James Marsters Will Be "Team Spike" For All Of Eternity

Buffy the Vampire Slayer’s ultimate bad boy reflects on his seven years working in Joss Whedon’s world, his desire for artistic freedom, and turning to fans to help fund his new movie.

Left: Marsters at Wizard World Minneapolis on May 3, 2014. Right: Marsters as Spike on Buffy the Vampire Slayer. Adam Bettcher for Getty Images; The WB

Every now and then there is a pop culture moment so huge, it forces a semi-dormant fan base to roar back to life. The Buffyverse recently experienced one of these massive in-community controversies when former Buffy star Sarah Michelle Gellar was asked during a Reddit AMA if she was Team Angel or Team Spike.

Had the internet been as omnipresent when Buffy the Vampire Slayer originally aired (from 1997–2003), this question would have been asked and answered a zillion times over, so fans of Joss Whedon’s seminal series were glued to their computer screens as Gellar typed, in all caps, “ANGEL.”

Angel, played with a brooding intensity by David Boreanaz, was Buffy’s first love, but subsequent seasons paired The Slayer — somewhat controversially — with James Marsters’ Spike, an unapologetically bloodthirsty vampire whose redemption became a driving force in the show’s final years.

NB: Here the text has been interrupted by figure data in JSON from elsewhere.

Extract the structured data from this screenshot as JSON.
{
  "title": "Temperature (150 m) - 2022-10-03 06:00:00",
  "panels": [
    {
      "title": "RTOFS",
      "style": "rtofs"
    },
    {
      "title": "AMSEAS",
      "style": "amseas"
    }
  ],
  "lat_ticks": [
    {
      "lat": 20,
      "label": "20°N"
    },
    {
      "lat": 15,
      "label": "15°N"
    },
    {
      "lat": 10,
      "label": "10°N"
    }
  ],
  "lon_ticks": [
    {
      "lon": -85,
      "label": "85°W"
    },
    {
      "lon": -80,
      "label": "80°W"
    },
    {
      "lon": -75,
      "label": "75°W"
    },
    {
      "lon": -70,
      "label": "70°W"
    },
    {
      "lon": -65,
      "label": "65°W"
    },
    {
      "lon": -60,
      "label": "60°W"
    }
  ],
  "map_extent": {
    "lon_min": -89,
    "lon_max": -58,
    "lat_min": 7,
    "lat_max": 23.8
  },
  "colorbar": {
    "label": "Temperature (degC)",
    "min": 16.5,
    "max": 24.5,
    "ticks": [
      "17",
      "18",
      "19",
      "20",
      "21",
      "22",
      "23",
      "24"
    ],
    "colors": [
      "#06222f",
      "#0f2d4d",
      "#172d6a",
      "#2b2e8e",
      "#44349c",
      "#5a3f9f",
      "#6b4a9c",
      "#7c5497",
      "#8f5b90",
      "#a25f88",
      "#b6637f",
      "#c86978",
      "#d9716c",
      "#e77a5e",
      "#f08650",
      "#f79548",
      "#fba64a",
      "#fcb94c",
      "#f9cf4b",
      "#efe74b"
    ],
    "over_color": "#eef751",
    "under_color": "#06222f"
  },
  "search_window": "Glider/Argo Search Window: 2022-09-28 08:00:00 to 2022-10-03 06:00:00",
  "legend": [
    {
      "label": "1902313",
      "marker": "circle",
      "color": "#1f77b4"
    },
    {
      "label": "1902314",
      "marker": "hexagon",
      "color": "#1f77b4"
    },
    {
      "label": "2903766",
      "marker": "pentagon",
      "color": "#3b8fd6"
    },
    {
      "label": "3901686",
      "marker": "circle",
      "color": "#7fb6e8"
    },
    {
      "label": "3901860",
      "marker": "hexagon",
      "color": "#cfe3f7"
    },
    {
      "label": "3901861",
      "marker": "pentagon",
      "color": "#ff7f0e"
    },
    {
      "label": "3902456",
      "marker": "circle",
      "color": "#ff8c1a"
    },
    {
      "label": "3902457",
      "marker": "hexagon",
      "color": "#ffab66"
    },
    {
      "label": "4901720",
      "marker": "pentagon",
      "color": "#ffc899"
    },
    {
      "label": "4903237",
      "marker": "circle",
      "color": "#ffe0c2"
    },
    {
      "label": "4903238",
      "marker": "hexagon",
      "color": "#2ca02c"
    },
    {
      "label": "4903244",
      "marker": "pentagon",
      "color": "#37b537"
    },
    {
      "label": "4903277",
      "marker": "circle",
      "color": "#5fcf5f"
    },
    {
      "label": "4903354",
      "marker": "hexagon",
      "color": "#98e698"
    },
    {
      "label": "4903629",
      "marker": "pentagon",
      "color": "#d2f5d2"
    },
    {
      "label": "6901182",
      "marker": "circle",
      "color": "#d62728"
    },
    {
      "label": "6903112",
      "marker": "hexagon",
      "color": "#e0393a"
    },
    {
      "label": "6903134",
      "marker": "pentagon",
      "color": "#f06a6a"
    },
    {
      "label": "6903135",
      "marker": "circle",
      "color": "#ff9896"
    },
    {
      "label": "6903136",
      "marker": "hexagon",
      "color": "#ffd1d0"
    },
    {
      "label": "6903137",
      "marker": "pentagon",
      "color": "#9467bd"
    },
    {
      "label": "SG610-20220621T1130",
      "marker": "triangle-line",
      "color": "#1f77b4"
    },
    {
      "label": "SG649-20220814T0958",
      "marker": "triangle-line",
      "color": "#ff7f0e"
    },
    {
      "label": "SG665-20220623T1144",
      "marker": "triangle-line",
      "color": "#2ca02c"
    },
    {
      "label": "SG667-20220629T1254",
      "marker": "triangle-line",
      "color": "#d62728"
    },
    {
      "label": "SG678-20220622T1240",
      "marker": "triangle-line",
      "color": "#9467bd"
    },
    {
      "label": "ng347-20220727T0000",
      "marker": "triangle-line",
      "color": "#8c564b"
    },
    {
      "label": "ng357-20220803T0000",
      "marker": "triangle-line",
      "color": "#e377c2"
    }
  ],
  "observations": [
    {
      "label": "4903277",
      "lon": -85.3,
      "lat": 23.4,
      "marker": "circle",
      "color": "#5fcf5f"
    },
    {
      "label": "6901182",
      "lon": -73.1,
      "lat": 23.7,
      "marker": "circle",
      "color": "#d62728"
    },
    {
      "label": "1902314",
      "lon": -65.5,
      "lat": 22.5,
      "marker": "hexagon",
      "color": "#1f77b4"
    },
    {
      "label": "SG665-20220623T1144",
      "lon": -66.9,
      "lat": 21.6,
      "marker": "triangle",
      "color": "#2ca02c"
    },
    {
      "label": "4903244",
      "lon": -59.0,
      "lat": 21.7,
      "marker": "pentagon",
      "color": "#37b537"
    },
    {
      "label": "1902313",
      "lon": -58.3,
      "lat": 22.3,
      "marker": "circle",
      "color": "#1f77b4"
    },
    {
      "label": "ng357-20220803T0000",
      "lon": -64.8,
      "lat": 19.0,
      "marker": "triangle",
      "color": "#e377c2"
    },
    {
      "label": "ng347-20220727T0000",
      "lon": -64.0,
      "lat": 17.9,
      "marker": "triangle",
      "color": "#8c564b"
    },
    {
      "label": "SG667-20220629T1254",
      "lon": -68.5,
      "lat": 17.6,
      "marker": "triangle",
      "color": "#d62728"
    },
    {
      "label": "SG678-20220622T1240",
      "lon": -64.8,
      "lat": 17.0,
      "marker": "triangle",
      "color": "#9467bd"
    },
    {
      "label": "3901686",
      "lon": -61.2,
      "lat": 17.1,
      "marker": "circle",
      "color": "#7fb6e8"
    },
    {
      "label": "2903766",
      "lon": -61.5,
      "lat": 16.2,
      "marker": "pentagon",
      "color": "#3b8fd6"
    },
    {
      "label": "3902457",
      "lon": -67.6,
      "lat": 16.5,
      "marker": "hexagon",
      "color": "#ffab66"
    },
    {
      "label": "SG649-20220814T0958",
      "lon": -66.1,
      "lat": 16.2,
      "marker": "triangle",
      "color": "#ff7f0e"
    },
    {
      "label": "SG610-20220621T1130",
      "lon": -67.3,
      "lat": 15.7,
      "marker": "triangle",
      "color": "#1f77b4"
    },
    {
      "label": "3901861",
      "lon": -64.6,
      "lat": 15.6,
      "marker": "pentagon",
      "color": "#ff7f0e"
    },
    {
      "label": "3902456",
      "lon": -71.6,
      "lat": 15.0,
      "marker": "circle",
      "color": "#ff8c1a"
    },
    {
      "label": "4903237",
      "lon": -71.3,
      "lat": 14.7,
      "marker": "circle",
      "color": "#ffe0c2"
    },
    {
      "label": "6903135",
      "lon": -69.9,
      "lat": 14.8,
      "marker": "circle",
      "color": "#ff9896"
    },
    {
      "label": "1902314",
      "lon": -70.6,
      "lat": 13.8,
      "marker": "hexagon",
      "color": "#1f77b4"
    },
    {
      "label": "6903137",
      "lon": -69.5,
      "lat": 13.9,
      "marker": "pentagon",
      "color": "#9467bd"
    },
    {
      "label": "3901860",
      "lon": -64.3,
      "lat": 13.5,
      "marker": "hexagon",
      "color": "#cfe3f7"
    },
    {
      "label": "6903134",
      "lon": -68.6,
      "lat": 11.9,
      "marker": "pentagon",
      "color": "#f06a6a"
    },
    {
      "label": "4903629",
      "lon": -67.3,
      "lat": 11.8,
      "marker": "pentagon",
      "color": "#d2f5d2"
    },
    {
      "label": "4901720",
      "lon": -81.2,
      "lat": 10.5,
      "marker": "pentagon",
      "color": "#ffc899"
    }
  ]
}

The fandom had long been split over who was truly worthy of Buffy’s heart, but with five letters, Gellar let us all know where she stood.

“Well, I have to say, I really messed with her a lot, so perhaps there’s more to her choice than just what happened on the show,” Marsters told BuzzFeed during a recent interview. “I grew up as a subversive artist, and you have to be so polite to the lead on a film all the time — whether they’re nice or not — so something about that stuck in my craw and I would, sometimes, lovingly mess with her. It’s mean, but I couldn’t help myself. So, maybe I understand why she said that.”

Marsters also understands why, more than a decade after the series finale, he’s still approached on a near-daily basis about his role on the WB (and later UPN) series. “I didn’t write Buffy, I didn’t produce Buffy, I didn’t direct Buffy, so I’m not bragging when I say it was a really good show,” he stated. “I stood on tape and wore the hair and scowled in the correct manner, so I’m just glad to have been a part of it. But I always knew that even after the special effects got a little old-looking, generations would appreciate this. I remember telling Sarah that we may go on to lots of money later in our careers, but we would never touch the nerve of the world like we are today.”

Since Marsters’ role in the Whedonverse came to a close (following Buffy’s conclusion, he played Spike on the final season of spin-off Angel), the 51-year-old continued to release music with his band, Ghost of the Robot, while consistently working within the genre world, guest-starring on such shows as Smallville, Torchwood, Caprica, and Warehouse 13, and in the odd film.

The latest role added to Marsters’ résumé is that of Lord Tensley in Dragon Warriors, an all-CGI medieval comedy that is currently seeking post-production funding on Kickstarter. Although he’s dealt with CGI for the majority of his career, working against nothing but a green screen was an exciting new adventure.

The WB

 

“When we were doing Buffy, it took hours to get a 30-second shot of a vampire face morph,” recalled Marsters. “It was so low-tech. Like, I was lining up my eyeballs on a TV monitor so my face would be lined up on screen correctly. It was so old-school. And these days it’s a whole different world. You just put actors on a green-screen set now and let them have fun. What that does is free the actors up to tell the story and not worry about the technical stuff.”

The most important thing to Marsters at this juncture in his career is artistic freedom; in addition to the fan-funded film, Marsters’ band will independently release their new album, Bougeoir Faux Pas, later this year. “Without all the money looming, when you don’t have to go through a big corporate structure to tell your story, I feel more free as an artist,” he said. “That’s putting a lot more power into the hands of the storytellers as opposed to the businessmen. I have no problem with businessmen who want to do creative things, but this is really nice.”

Which isn’t to say Marsters is totally opposed to working within the system. He’s partnered with Dark Horse Comics to release Into The Light, a new Spike-centric comic book that he wrote. “It was interesting to me to explore what happens right after Spike gets his soul: He can’t steal, he can’t murder for food or shelter anymore, so how does he survive? I wanted to show him homeless and starving to death, with his clothes falling apart. It’s about how he starts to become a not evil character.”

Sadly, fans who are hoping this new installment might motivate a producer to bring the next chapter in Spike’s story to the screen will likely be disappointed, as Marsters has officially hung up his black duster. “I told Joss that he had seven years to shoot the character after Angel ended because Spike is not supposed to age, and I am,” he said with a chuckle. “Without massive special effects, that ship has probably sailed — and that’s fine with me.”